While the monument agreement may include provisions to allow grazing and wood-collecting, for most locals its déjà vu. In 1996, former President Bill Clinton created the Grand Escalante Staircase National Monument, resulting in limited access to wood-collecting and grazing.
An Area Already Rich In Monuments
San Juan County already contains three national monuments, a national park, and a national recreation area. Locals worry that creation of a new national monument will have a devastating impact on the local school system.
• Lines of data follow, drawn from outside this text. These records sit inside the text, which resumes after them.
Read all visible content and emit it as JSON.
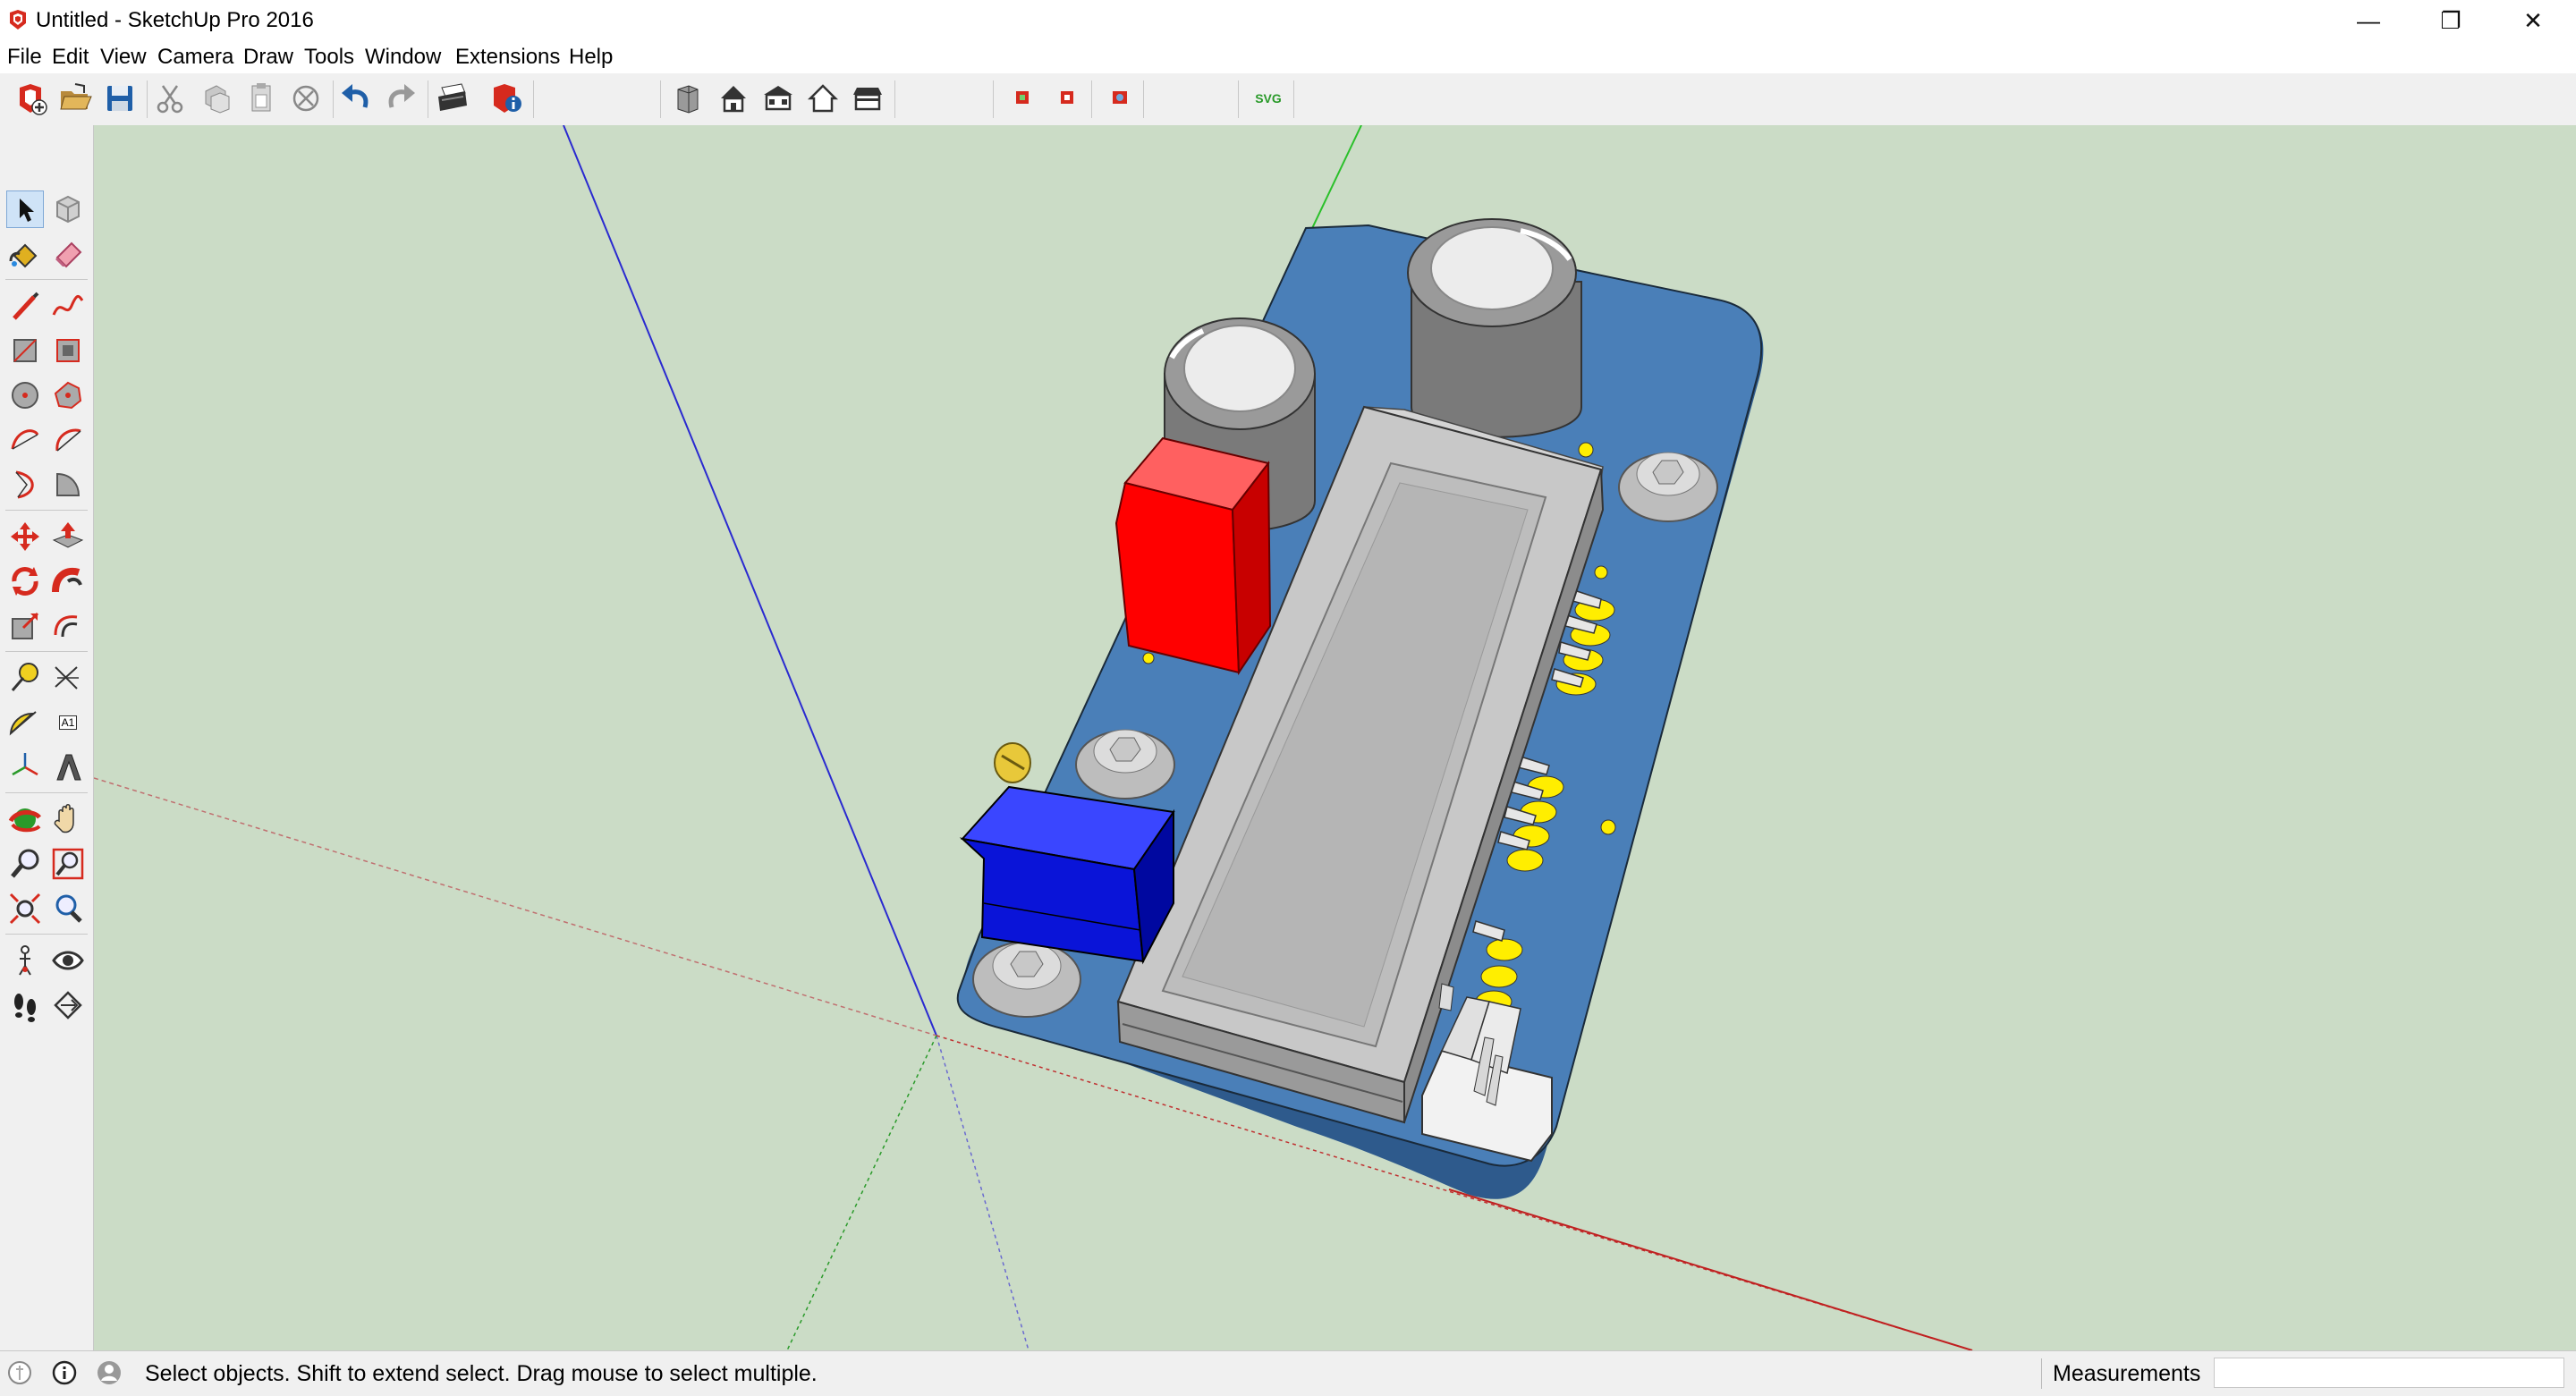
{
  "window": {
    "title": "Untitled - SketchUp Pro 2016",
    "minimize_glyph": "—",
    "restore_glyph": "❐",
    "close_glyph": "✕"
  },
  "menu": [
    "File",
    "Edit",
    "View",
    "Camera",
    "Draw",
    "Tools",
    "Window",
    "Extensions",
    "Help"
  ],
  "toolbar": {
    "svg_export_label": "SVG",
    "icons": [
      "new-file-icon",
      "open-file-icon",
      "save-icon",
      "cut-icon",
      "copy-icon",
      "paste-icon",
      "erase-icon",
      "undo-icon",
      "redo-icon",
      "print-icon",
      "model-info-icon",
      "iso-view-icon",
      "top-view-icon",
      "front-view-icon",
      "right-view-icon",
      "back-view-icon",
      "plugin-red-icon",
      "plugin-red2-icon",
      "plugin-camera-icon",
      "svg-export-icon"
    ]
  },
  "left_tools": {
    "dimension_label": "A1",
    "icons": [
      "select-icon",
      "component-icon",
      "paint-bucket-icon",
      "eraser-icon",
      "line-icon",
      "freehand-icon",
      "rectangle-icon",
      "rotated-rectangle-icon",
      "circle-icon",
      "polygon-icon",
      "arc-icon",
      "two-point-arc-icon",
      "three-point-arc-icon",
      "pie-icon",
      "move-icon",
      "push-pull-icon",
      "rotate-icon",
      "follow-me-icon",
      "scale-icon",
      "offset-icon",
      "tape-measure-icon",
      "dimension-icon",
      "protractor-icon",
      "text-icon",
      "axes-icon",
      "3d-text-icon",
      "orbit-icon",
      "pan-icon",
      "zoom-icon",
      "zoom-window-icon",
      "zoom-extents-icon",
      "previous-view-icon",
      "position-camera-icon",
      "look-around-icon",
      "walk-icon",
      "section-plane-icon"
    ]
  },
  "status": {
    "hint": "Select objects. Shift to extend select. Drag mouse to select multiple.",
    "measurements_label": "Measurements",
    "measurements_value": ""
  },
  "colors": {
    "viewport_bg": "#cbdcc6",
    "pcb": "#4a7fb8",
    "relay": "#ff0000",
    "potentiometer": "#0a14d8",
    "pads": "#ffee00"
  }
}
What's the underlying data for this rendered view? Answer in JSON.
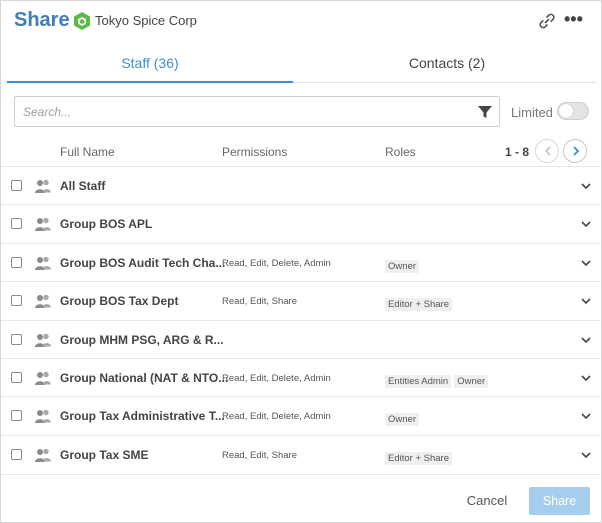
{
  "header": {
    "title": "Share",
    "org_name": "Tokyo Spice Corp",
    "org_icon": "hexagon-icon",
    "link_icon": "link-icon",
    "more_icon": "more-icon",
    "more_glyph": "•••"
  },
  "tabs": [
    {
      "label": "Staff (36)",
      "active": true
    },
    {
      "label": "Contacts (2)",
      "active": false
    }
  ],
  "search": {
    "placeholder": "Search...",
    "value": ""
  },
  "limited": {
    "label": "Limited",
    "on": false
  },
  "columns": {
    "name": "Full Name",
    "permissions": "Permissions",
    "roles": "Roles"
  },
  "pager": {
    "text": "1 - 8"
  },
  "rows": [
    {
      "name": "All Staff",
      "permissions": "",
      "roles": []
    },
    {
      "name": "Group BOS APL",
      "permissions": "",
      "roles": []
    },
    {
      "name": "Group BOS Audit Tech Cha...",
      "permissions": "Read, Edit, Delete, Admin",
      "roles": [
        "Owner"
      ]
    },
    {
      "name": "Group BOS Tax Dept",
      "permissions": "Read, Edit, Share",
      "roles": [
        "Editor + Share"
      ]
    },
    {
      "name": "Group MHM PSG, ARG & R...",
      "permissions": "",
      "roles": []
    },
    {
      "name": "Group National (NAT & NTO...",
      "permissions": "Read, Edit, Delete, Admin",
      "roles": [
        "Entities Admin",
        "Owner"
      ]
    },
    {
      "name": "Group Tax Administrative T...",
      "permissions": "Read, Edit, Delete, Admin",
      "roles": [
        "Owner"
      ]
    },
    {
      "name": "Group Tax SME",
      "permissions": "Read, Edit, Share",
      "roles": [
        "Editor + Share"
      ]
    }
  ],
  "footer": {
    "cancel_label": "Cancel",
    "share_label": "Share"
  },
  "colors": {
    "title": "#3f7fb4",
    "accent": "#3d8ed0",
    "org_icon": "#5cb94c",
    "share_button_disabled": "#a4cdee"
  }
}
The state of Utah includes a patchwork of school trust lands held by the state to fund education.
“The proposed Bears Ears Monument will mean the loss of 167,000 acres of school trust lands that, if we lose access to that, we will lose access to funding for our schools,” said Merri Shumway, vice president of the local school board. “If the quality of education suffers, we lose the best hope to improve the economy. There is also the indirect impact of the lost jobs. The government is the largest employer in the county.”
The largest private employer in the county is Energy Fuels Resources. The company runs a uranium mill just south of Blanding and has mining claims within the area of the proposed monument. As recently as three years ago, the facility processed ore from an active mine on land that lies within the borders of the proposed monument. Then, uranium prices collapsed. Today, the market price for uranium is $18.50 a pound — roughly half of what it was a year ago. The Sierra Club has targeted the mine as one of the reasons it supports the Bears Ears National Monument proposal.
Back on the Navajo Nation, Jones has her own ideas about how the land will be used if no monument is declared.
“The land is precious. We have to take care of it, and Mother Earth. What I want to do is use the land the way that we have always used the land, and hopefully one day my grandchildren will as well.”
Outside, her grandchildren brought a flock of sheep to a pen. The sheep huddled together, knowing the snowstorm was approaching, and their canine guardians plopped down nearby with tongues extended in exhaustion.